AI GatewayReviewed 2026-01-13
Token quotas for LLM APIs (per-user, per-project)
AI gateway token quotas for LLM APIs using per-user and per-project limits with audit-ready enforcement.
AI gateways are expected to enforce quotas. Policy Gateway adds per-user and per-project token limits to LLM traffic.
Attach policy_user and policy_project_id to enforce budgets and keep audit trails clean.
Definition
Token quotas for LLM APIs (per-user, per-project)
Token quotas for LLM APIs are AI gateway controls that cap usage per user, per project, or per tenant to protect spend and prevent abuse.
Why it matters
- Stop runaway usage before it explodes cost.
- Isolate budgets by product, team, or customer.
- Keep per-user audit trails for compliance reviews.
How it works
- 01Create a project and scoped key per app or tenant.
- 02Attach policy_user and policy_project_id on every request.

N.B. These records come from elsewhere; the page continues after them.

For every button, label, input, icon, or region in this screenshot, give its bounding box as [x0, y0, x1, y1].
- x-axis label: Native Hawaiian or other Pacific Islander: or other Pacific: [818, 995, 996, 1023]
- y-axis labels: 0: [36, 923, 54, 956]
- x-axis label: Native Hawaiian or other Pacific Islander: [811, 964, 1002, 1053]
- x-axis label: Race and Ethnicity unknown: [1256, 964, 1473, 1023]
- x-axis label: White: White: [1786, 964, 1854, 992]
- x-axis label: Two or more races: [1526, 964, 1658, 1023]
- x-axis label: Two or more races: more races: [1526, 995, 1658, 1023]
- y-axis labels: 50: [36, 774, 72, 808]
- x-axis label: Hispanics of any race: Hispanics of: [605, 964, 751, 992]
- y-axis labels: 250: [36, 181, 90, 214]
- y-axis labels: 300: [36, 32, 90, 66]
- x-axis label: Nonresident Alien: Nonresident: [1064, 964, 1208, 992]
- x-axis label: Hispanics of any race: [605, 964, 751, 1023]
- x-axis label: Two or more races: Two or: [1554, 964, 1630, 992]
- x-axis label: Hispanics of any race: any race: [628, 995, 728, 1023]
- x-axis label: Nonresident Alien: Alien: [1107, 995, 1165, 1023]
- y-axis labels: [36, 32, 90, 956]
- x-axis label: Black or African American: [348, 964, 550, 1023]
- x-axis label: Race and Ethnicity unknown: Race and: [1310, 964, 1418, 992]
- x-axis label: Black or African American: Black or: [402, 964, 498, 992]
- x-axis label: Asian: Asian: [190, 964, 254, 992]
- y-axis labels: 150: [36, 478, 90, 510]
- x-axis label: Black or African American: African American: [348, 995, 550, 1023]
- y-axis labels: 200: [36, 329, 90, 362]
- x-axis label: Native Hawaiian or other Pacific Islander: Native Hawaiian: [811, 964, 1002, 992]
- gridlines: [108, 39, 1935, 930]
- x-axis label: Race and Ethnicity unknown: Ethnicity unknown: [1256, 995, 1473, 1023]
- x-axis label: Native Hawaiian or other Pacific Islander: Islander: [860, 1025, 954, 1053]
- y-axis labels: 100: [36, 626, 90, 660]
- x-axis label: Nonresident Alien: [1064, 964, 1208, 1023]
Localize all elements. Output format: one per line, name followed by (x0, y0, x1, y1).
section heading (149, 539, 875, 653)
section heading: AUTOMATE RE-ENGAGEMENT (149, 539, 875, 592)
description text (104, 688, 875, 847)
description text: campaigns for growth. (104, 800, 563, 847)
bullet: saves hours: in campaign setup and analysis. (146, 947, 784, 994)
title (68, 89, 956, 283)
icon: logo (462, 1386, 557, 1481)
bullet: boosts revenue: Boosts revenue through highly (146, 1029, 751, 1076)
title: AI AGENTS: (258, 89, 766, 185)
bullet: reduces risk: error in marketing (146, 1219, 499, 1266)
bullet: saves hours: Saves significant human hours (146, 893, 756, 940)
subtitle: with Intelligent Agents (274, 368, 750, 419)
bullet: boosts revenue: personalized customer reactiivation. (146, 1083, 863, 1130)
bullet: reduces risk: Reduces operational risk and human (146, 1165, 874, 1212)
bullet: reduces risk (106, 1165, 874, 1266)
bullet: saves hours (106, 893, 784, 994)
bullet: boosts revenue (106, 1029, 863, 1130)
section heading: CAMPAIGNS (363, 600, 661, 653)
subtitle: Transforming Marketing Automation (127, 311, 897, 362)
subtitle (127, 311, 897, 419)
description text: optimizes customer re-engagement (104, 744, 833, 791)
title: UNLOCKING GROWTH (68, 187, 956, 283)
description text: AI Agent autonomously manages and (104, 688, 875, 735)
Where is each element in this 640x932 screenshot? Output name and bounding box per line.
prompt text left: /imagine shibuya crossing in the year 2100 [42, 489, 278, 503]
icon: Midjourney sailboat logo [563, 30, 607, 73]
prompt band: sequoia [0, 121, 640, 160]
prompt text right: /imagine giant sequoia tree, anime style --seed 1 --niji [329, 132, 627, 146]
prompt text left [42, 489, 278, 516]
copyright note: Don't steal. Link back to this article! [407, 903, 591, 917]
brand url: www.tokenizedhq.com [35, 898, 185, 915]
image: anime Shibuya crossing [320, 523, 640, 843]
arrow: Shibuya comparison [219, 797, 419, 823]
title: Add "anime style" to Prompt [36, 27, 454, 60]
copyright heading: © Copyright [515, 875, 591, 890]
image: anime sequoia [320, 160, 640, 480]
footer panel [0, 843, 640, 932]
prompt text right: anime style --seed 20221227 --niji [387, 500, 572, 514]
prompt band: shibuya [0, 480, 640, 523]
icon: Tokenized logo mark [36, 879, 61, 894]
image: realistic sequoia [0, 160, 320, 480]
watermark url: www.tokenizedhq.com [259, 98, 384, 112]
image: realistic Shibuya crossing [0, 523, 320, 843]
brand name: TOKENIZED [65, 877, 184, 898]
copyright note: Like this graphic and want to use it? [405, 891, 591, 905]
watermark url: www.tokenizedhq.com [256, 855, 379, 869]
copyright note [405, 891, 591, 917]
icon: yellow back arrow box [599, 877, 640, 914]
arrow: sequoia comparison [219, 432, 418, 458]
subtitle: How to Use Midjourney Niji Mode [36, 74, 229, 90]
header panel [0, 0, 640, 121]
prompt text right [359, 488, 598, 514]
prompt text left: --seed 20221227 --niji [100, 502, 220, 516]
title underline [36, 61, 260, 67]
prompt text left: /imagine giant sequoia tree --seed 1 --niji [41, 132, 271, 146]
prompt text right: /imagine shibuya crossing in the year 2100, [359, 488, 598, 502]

- 03Define user_quota and project_quota in policy JSON.
Runnable cURL snippet
curl https://api.abliteration.ai/policy/chat/completions \
-H "Authorization: Bearer $POLICY_KEY" \
-H "Content-Type: application/json" \
-H "X-Policy-User: user-8932" \
-H "X-Policy-Project: pro-plan" \
-d '{
"model": "abliterated-model",
"messages": [{"role":"user","content":"Summarize the latest invoice."}],
"policy_id": "quota-control"
}'Example policy JSON
{
"policy_id": "quota-control",
"name": "Quota control",
"owner": "Platform team",
"description": "Per-user and per-project token caps.",
"rules": {
"allowlist": ["billing", "support", "account"],
"denylist": ["credential theft"],
"flagged_categories": ["self-harm/intent", "sexual/minors"],
"response_pattern": "refuse",
"rewrite_instead_of_refuse": false,
"redact": true,
"reason_codes": ["ALLOW", "REFUSE", "REDACT"]
},
"org_controls": {
"project_keys": true,
"user_quotas": true,
"audit_logs": true,
"data_classification": "restricted",
"user_quota": { "requests": 60, "tokens": 5000, "window": "daily" },
"project_quota": { "requests": 30000, "tokens": 3000000, "window": "monthly" }
},
"rollout": {
"shadow": { "enabled": false, "sample_percent": 0, "targets": [] },
"canary": { "enabled": false, "sample_percent": 0, "targets": [] },
"rollback_on_spike": true
},
"refusal_replacement": { "mode": "refuse", "escalation_path": "policy-review@company.com" }
}Before and after
Before (no quotas)
User 8932 consumes 50k tokens in one hour with no limits.
After (Policy Gateway quotas)
decision: refuse reason_code: USER_QUOTA_EXCEEDED policy_user: user-8932 policy_project_id: pro-plan
Run the Policy Gateway simulator
Verify quota behavior and audit tags before enforcing limits.
Run a simulationFAQ
Frequently asked questions.
Can I apply quotas without changing prompts?
Yes. Quotas use policy_user and policy_project_id metadata, not prompt content.
Do quotas work with project keys?
Project-scoped keys map requests to projects, which makes quota enforcement automatic.